Он медленно передвигался вверх по безлюдной узкой улочке селения. В этот жаркий час соседи отдыхали в своих домах, пили горячий чай или прохладный сумсум. Хазув приостановился и свернул к ближайшему дому. Над высокой глиняной стеной простерла ветви слива — богатый дом, собственный колодец, достаточно воды для сада и скота. Хазувгромко и долго стучал в деревянные ворота, прежде чем калитка со скрипом распахнулась.

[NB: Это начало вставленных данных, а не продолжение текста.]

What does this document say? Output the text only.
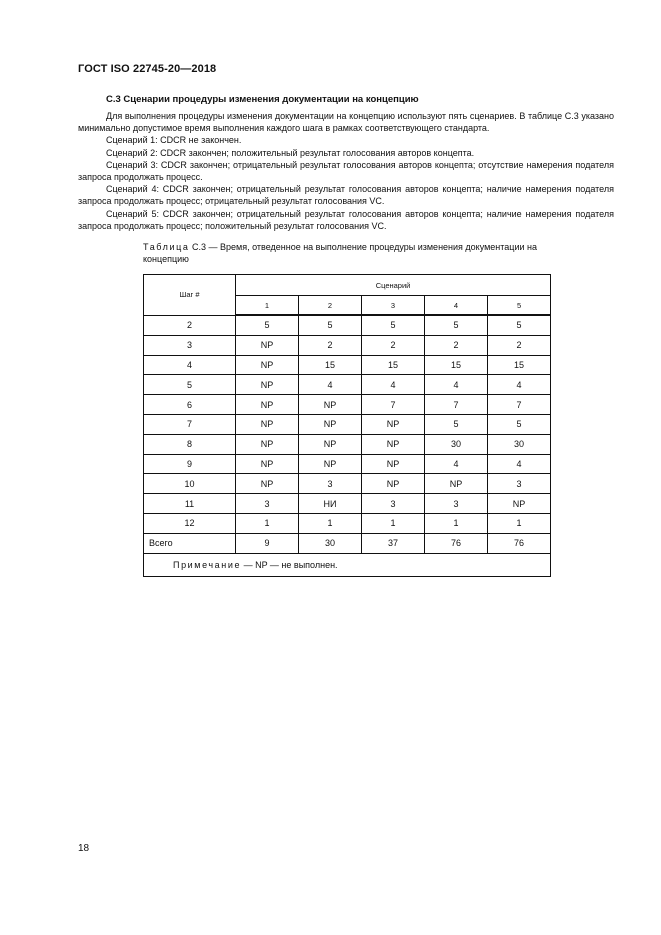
ГОСТ ISO 22745-20—2018
С.3 Сценарии процедуры изменения документации на концепцию

Для выполнения процедуры изменения документации на концепцию используют пять сценариев. В таблице С.3 указано минимально допустимое время выполнения каждого шага в рамках соответствующего стандарта.

Сценарий 1: CDCR не закончен.

Сценарий 2: CDCR закончен; положительный результат голосования авторов концепта.

Сценарий 3: CDCR закончен; отрицательный результат голосования авторов концепта; отсутствие намерения подателя запроса продолжать процесс.

Сценарий 4: CDCR закончен; отрицательный результат голосования авторов концепта; наличие намерения подателя запроса продолжать процесс; отрицательный результат голосования VC.

Сценарий 5: CDCR закончен; отрицательный результат голосования авторов концепта; наличие намерения подателя запроса продолжать процесс; положительный результат голосования VC.

Таблица С.3 — Время, отведенное на выполнение процедуры изменения документации на концепцию
Шаг #	Сценарий				
	1	2	3	4	5
2	5	5	5	5	5
3	NP	2	2	2	2
4	NP	15	15	15	15
5	NP	4	4	4	4
6	NP	NP	7	7	7
7	NP	NP	NP	5	5
8	NP	NP	NP	30	30
9	NP	NP	NP	4	4
10	NP	3	NP	NP	3
11	3	НИ	3	3	NP
12	1	1	1	1	1
Всего	9	30	37	76	76
Примечание — NP — не выполнен.					
18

— Ах-хо! Хазув! — зевая и щурясь, воскликнула укутанная в полосатое покрывало женщина. — Чего колотишь? Всех перебудил.
— Сумсум есть на продажу? — вместо приветствия глянул на неё снизу вверх старик.
— Есть, — кивнула женщина, и, оставив дверь во двор приоткрытой, ушла.
Хазув смотрел на зеленый сад, скрытый от посторонних глаз высоким забором, на выкрашенный яркой красной краской саманный дом в глубине двора, слышал блеяние овец. Вернулась хозяйка, подала ему тяжелый булькающий бурдюк. Хазув закинул его в котомку за спину.
— Как всегда? — стрельнул глазом на соседку.
— Да. Обувку дочка вечером принесет. Мужнина совсем прохудилась.
— Починю, — отъезжая от калитки, кивнул старик.
— Хазув! — негромко окликнула его соседка. — Ниру и парней своих держал бы ты в узде. Тогда и овцы, и сумсум бы свой был. На одном шашихе много не наживешь.
— Сам разберусь, — буркнул он.
Пустой дом встретил тишиной. Хазув сполз с тележки, катнул её в угол, кинул туда же деревянные упоры. Бурдюк аккуратно положил на свою лежанку. Упираясь ладонями в пол, дотащился до очага, развел огонь и, согрев остатки вчерашней похлебки, поел. Котелок отставил в сторону — Нира помоет, когда вернется, да и воду жаль тратить. Хазув переполз на постель, подтянул к себе бурдюк и, вытащив затычку, припал к горловине. Он смаковал сумсум медленными маленькими глотками, получая удовольствие от его кислой прохлады, которая, попав в желудок, вскоре обернется приятной расслабленностью и снимет усталость.
Хазув бережно воткнул пробку на место, положил бурдюк рядом и взглянул на верстак. Остаток дня пройдет за сапожной работой.
Он в раздумье вертел в руках потертый башмак, когда на улице фыркнула лошадь. Хазув прислушался. Лошадей в селении не было ни у кого, а значит, это пришлые люди. И не всякого пришлого он был бы рад видеть. Стук в калитку заставил старика вздрогнуть. Соседи приходили в его дом, не утруждая себя подобной вежливостью. Хазув переложил сапожный нож ближе к себе, шило сунул под одеяло слева.
— Хозяева дома?
Голос Хазуву был незнаком. Неужели что-то с детьми… Калитка открылась с привычным протяжным скрипом. Звук шагов на пороге дома заставил старика крепче стиснуть рукоять ножа. Ног у него нет, но руки хоть куда, да и глаза еще не подводят.
— Есть кто дома?
— Есть, — откликнулся старик. — Входи.
Человека, вошедшего в дом, Хазув никогда раньше не видел. Но его внешний вид вызвал не самые приятные воспоминания о прошлом. Похожую одежду носили сослуживцы Хазува в те времена, когда он еще служил кому-то. Под плотно запахнутым стеганым чапаном незнакомца наверняка имеется кольчуга, а в специальных петлях широких рукавов удобно носить метательные ножи. И сапоги у него… Хорошие сапоги, добротные, мягкие, на толстой подошве. Такие не натрут ноги при долгой ходьбе. А за голенищами удачно помещается по ножу. Старик напрягся.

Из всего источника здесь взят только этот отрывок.